Le groupe suivant constitue une surprise :
jusqu’ici je n’avais encore jamais entendu le nom de WITCH MOUNTAIN et j’aurais
préféré ne jamais l’entendre, pas plus que la musique du groupe. Lorsque la
fille au chant se présente avec ses petits camarades, elle prend la peine de préciser
qu’ils viennent de Portland, dans l’Oregon. Mais Witch Mountain pourrait être
originaire de n’importe où que cela n’y changerait pas grand-chose, tant le
groupe semble débarquer d’une lointaine époque, en gros les années 70, et
pratique un doom traditionaliste, ultra kitsch et dégueulant de dorures qui
ferait même gigoter la momie de Ronnie James Dio dans sa tombe.

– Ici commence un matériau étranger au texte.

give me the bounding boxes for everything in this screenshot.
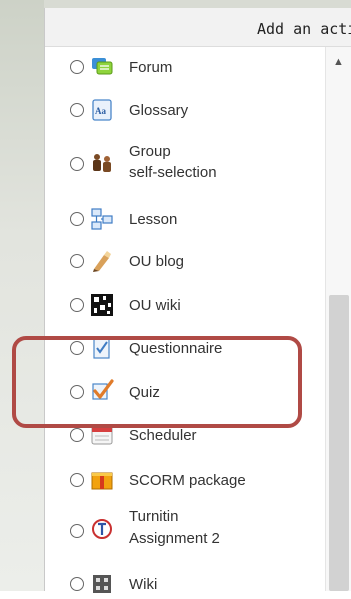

Ouais, voilà, le son de guitare passe mal –
virez-moi ces effets abominables –, la basse est jouée aux doigts tout bien
comme il faut et le chant féminin est insupportablement aigu, mélodique et
précieux (avec de très rares passages en growl de temps en temps). Il n’y a que
le batteur qui m’amuse parfois un peu, même si son jeu à la fois très flexible
et puissant est ultra typé 70’s lui aussi ; il a une bonne tête de nerd, il
porte des gants comme si jouer de la batterie était un sport et il lève très
haut les bras en faisant des grimaces dignes de Mike Myers.

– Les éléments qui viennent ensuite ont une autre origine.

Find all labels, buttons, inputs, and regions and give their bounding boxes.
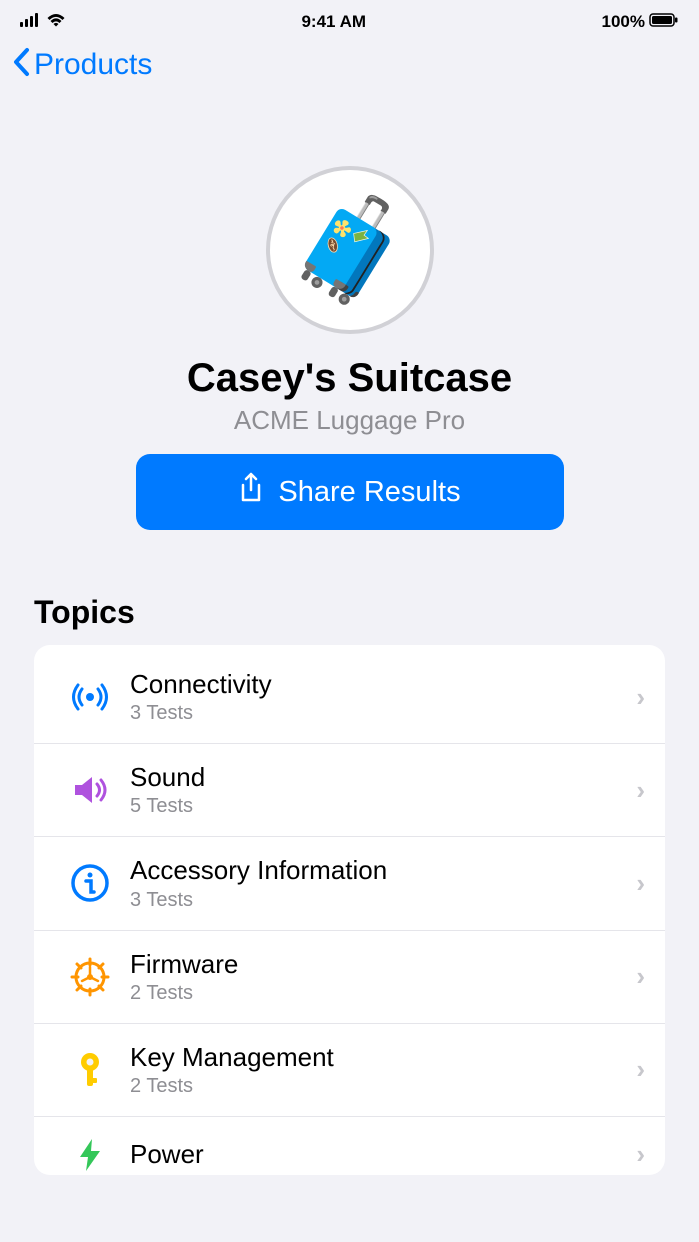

Witch Mountain effectue en ce moment toute une
tournée européenne en compagnie de Cough (les deux groupes reviennent même
du Roadburn) et voilà une bien drôle d’association, on imagine un truc peut-être
arrangé par les labels américains des deux groupes – Profound Lore pour Witch
Mountain et Relapse pour Cough – comme cela se fait souvent. Si vous voulez piquer
une bonne crise de rire, allez voir Witch Mountain en concert mais attention,
prévoyez également un budget bar parce que, malgré tout, le temps finira
forcément par paraître un peu long.
Allez voir un groupe que l'on ne connait que de réputation (et donc s’y
fier aveuglément) n’est pas toujours une très bonne idée mais dans le cas de COUGH cela a parfaitement fonctionné. Pourtant
voilà typiquement le genre de groupe dont les disques m’emmerdent au plus haut
point mais qui en concert arrive malgré tout à tirer son épingle du jeu. Des combos
comme Cough, qui courent derrière EyeHateGod par exemple, la scène américaine
métalleuse en est remplie, pour le meilleur comme pour le pire.

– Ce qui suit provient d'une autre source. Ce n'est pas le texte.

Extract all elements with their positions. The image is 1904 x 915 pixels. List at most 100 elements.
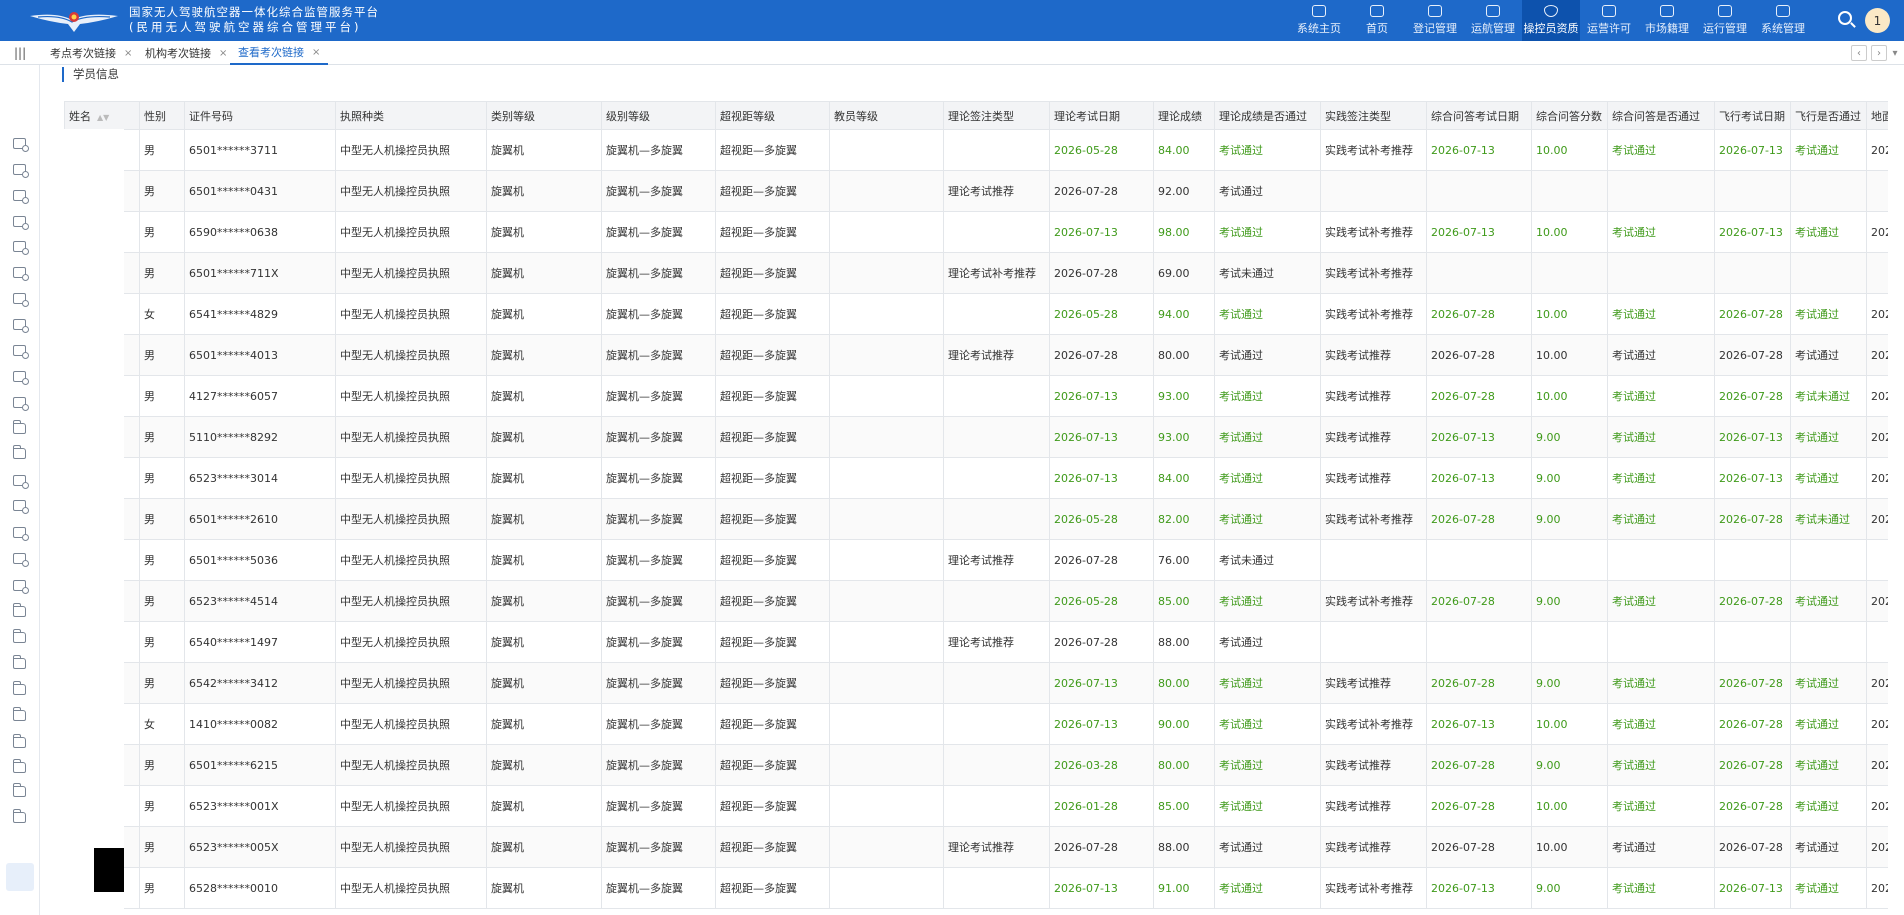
- folder-icon[interactable]: [13, 809, 26, 823]
- column-header[interactable]: 实践签注类型: [1320, 101, 1427, 130]
- tab-exam-site-link[interactable]: 考点考次链接 ×: [42, 41, 140, 65]
- folder-icon[interactable]: [13, 707, 26, 721]
- document-settings-icon[interactable]: [13, 500, 29, 514]
- nav-item-8[interactable]: 系统管理: [1754, 0, 1812, 41]
- tab-view-exam-link[interactable]: 查看考次链接 ×: [230, 41, 329, 65]
- tab-scroll-left-icon[interactable]: ‹: [1851, 45, 1867, 61]
- document-settings-icon[interactable]: [13, 475, 29, 489]
- table-cell: 2026-07-13: [1714, 867, 1791, 909]
- table-row[interactable]: 男 6523******005X 中型无人机操控员执照 旋翼机 旋翼机—多旋翼 超视距—多…: [64, 826, 1888, 868]
- tab-scroll-right-icon[interactable]: ›: [1871, 45, 1887, 61]
- table-row[interactable]: 男 6501******3711 中型无人机操控员执照 旋翼机 旋翼机—多旋翼 超视距—多…: [64, 129, 1888, 171]
- document-settings-icon[interactable]: [13, 319, 29, 333]
- table-row[interactable]: 男 5110******8292 中型无人机操控员执照 旋翼机 旋翼机—多旋翼 超视距—多…: [64, 416, 1888, 458]
- column-header[interactable]: 理论考试日期: [1049, 101, 1154, 130]
- folder-icon[interactable]: [13, 759, 26, 773]
- document-settings-icon[interactable]: [13, 164, 29, 178]
- table-row[interactable]: 男 6528******0010 中型无人机操控员执照 旋翼机 旋翼机—多旋翼 超视距—多…: [64, 867, 1888, 909]
- table-row[interactable]: 男 6501******711X 中型无人机操控员执照 旋翼机 旋翼机—多旋翼 超视距—多…: [64, 252, 1888, 294]
- column-header[interactable]: 综合问答考试日期: [1426, 101, 1532, 130]
- column-header[interactable]: 飞行是否通过: [1790, 101, 1867, 130]
- table-row[interactable]: 女 6541******4829 中型无人机操控员执照 旋翼机 旋翼机—多旋翼 超视距—多…: [64, 293, 1888, 335]
- table-row[interactable]: 男 6501******4013 中型无人机操控员执照 旋翼机 旋翼机—多旋翼 超视距—多…: [64, 334, 1888, 376]
- column-header[interactable]: 综合问答分数: [1531, 101, 1608, 130]
- sort-icon[interactable]: ▲▼: [97, 113, 109, 122]
- column-header[interactable]: 类别等级: [486, 101, 602, 130]
- table-cell: [829, 252, 944, 294]
- folder-icon[interactable]: [13, 445, 26, 459]
- caac-logo-icon: [30, 12, 118, 32]
- table-row[interactable]: 女 1410******0082 中型无人机操控员执照 旋翼机 旋翼机—多旋翼 超视距—多…: [64, 703, 1888, 745]
- column-header[interactable]: 理论成绩: [1153, 101, 1215, 130]
- folder-icon[interactable]: [13, 783, 26, 797]
- table-row[interactable]: 男 6590******0638 中型无人机操控员执照 旋翼机 旋翼机—多旋翼 超视距—多…: [64, 211, 1888, 253]
- nav-item-3[interactable]: 运航管理: [1464, 0, 1522, 41]
- document-settings-icon[interactable]: [13, 345, 29, 359]
- table-cell: 考试通过: [1214, 580, 1321, 622]
- column-header[interactable]: 综合问答是否通过: [1607, 101, 1715, 130]
- table-cell: 考试通过: [1607, 457, 1715, 499]
- table-row[interactable]: 男 4127******6057 中型无人机操控员执照 旋翼机 旋翼机—多旋翼 超视距—多…: [64, 375, 1888, 417]
- table-row[interactable]: 男 6501******6215 中型无人机操控员执照 旋翼机 旋翼机—多旋翼 超视距—多…: [64, 744, 1888, 786]
- table-cell: [829, 539, 944, 581]
- folder-icon[interactable]: [13, 629, 26, 643]
- column-header[interactable]: 教员等级: [829, 101, 944, 130]
- table-cell: [943, 498, 1050, 540]
- document-settings-icon[interactable]: [13, 553, 29, 567]
- document-settings-icon[interactable]: [13, 190, 29, 204]
- document-settings-icon[interactable]: [13, 293, 29, 307]
- nav-item-5[interactable]: 运营许可: [1580, 0, 1638, 41]
- search-icon[interactable]: [1838, 11, 1852, 25]
- table-cell: 旋翼机—多旋翼: [601, 621, 716, 663]
- document-settings-icon[interactable]: [13, 241, 29, 255]
- table-cell: 考试通过: [1214, 867, 1321, 909]
- table-cell: 考试通过: [1607, 211, 1715, 253]
- column-header[interactable]: 性别: [139, 101, 185, 130]
- table-row[interactable]: 男 6501******5036 中型无人机操控员执照 旋翼机 旋翼机—多旋翼 超视距—多…: [64, 539, 1888, 581]
- avatar[interactable]: 1: [1865, 8, 1890, 33]
- table-row[interactable]: 男 6501******2610 中型无人机操控员执照 旋翼机 旋翼机—多旋翼 超视距—多…: [64, 498, 1888, 540]
- table-row[interactable]: 男 6523******001X 中型无人机操控员执照 旋翼机 旋翼机—多旋翼 超视距—多…: [64, 785, 1888, 827]
- table-cell: 考试通过: [1790, 662, 1867, 704]
- tab-org-exam-link[interactable]: 机构考次链接 ×: [137, 41, 235, 65]
- document-settings-icon[interactable]: [13, 371, 29, 385]
- close-icon[interactable]: ×: [219, 48, 227, 59]
- folder-icon[interactable]: [13, 655, 26, 669]
- table-cell: 考试通过: [1214, 703, 1321, 745]
- tab-more-icon[interactable]: ▾: [1889, 45, 1901, 61]
- column-header[interactable]: 地面: [1866, 101, 1888, 130]
- column-header[interactable]: 执照种类: [335, 101, 487, 130]
- document-settings-icon[interactable]: [13, 397, 29, 411]
- table-row[interactable]: 男 6523******4514 中型无人机操控员执照 旋翼机 旋翼机—多旋翼 超视距—多…: [64, 580, 1888, 622]
- nav-item-6[interactable]: 市场籍理: [1638, 0, 1696, 41]
- table-row[interactable]: 男 6501******0431 中型无人机操控员执照 旋翼机 旋翼机—多旋翼 超视距—多…: [64, 170, 1888, 212]
- nav-item-7[interactable]: 运行管理: [1696, 0, 1754, 41]
- document-settings-icon[interactable]: [13, 580, 29, 594]
- table-row[interactable]: 男 6523******3014 中型无人机操控员执照 旋翼机 旋翼机—多旋翼 超视距—多…: [64, 457, 1888, 499]
- close-icon[interactable]: ×: [312, 47, 320, 58]
- nav-item-1[interactable]: 首页: [1348, 0, 1406, 41]
- column-header[interactable]: 证件号码: [184, 101, 336, 130]
- table-cell: 中型无人机操控员执照: [335, 170, 487, 212]
- folder-icon[interactable]: [13, 603, 26, 617]
- column-header[interactable]: 级别等级: [601, 101, 716, 130]
- table-row[interactable]: 男 6540******1497 中型无人机操控员执照 旋翼机 旋翼机—多旋翼 超视距—多…: [64, 621, 1888, 663]
- menu-toggle-icon[interactable]: |||: [14, 46, 26, 60]
- table-row[interactable]: 男 6542******3412 中型无人机操控员执照 旋翼机 旋翼机—多旋翼 超视距—多…: [64, 662, 1888, 704]
- nav-item-0[interactable]: 系统主页: [1290, 0, 1348, 41]
- document-settings-icon[interactable]: [13, 138, 29, 152]
- folder-icon[interactable]: [13, 734, 26, 748]
- document-settings-icon[interactable]: [13, 267, 29, 281]
- column-header[interactable]: 姓名 ▲▼: [64, 101, 140, 130]
- nav-item-4[interactable]: 操控员资质: [1522, 0, 1580, 41]
- nav-item-2[interactable]: 登记管理: [1406, 0, 1464, 41]
- column-header[interactable]: 理论签注类型: [943, 101, 1050, 130]
- folder-icon[interactable]: [13, 420, 26, 434]
- close-icon[interactable]: ×: [124, 48, 132, 59]
- column-header[interactable]: 飞行考试日期: [1714, 101, 1791, 130]
- folder-icon[interactable]: [13, 681, 26, 695]
- column-header[interactable]: 理论成绩是否通过: [1214, 101, 1321, 130]
- column-header[interactable]: 超视距等级: [715, 101, 830, 130]
- document-settings-icon[interactable]: [13, 527, 29, 541]
- document-settings-icon[interactable]: [13, 216, 29, 230]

Alors qu’est ce qui différencie un Cough d’un
autre groupe consanguin et atavique ? Honnêtement c’est difficile à dire
mais, par contre, en plus de faire preuve d’aucune originalité, on peut
affirmer sans se tromper que Cough brille également par son absence de finesse
et d’inventivité. Toujours les mêmes riffs, toujours les mêmes rythmes,
toujours les mêmes beuglantes. Ce qui sauve le groupe – et donc le concert –
c’est la violence d’exécution dont Cough fait preuve et l’immodestie flagrante
du groupe lorsqu’il joue. Une attitude typique de tough guys, à priori détestable,
mais qui colle avec le reste.
J’ai donc passé un bon moment à me faire ramoner les oreilles, à secouer la tête comme un singe débile croyant découvrir la vie et à faire des allers-et-retours entre le devant de la scène, le bar puis les chiottes pour aller pisser mes bières. Un bon moment mais bientôt il sera déjà oublié. Pour l’instant l’effet obtenu ressemble juste à une bonne gueule de bois triomphante.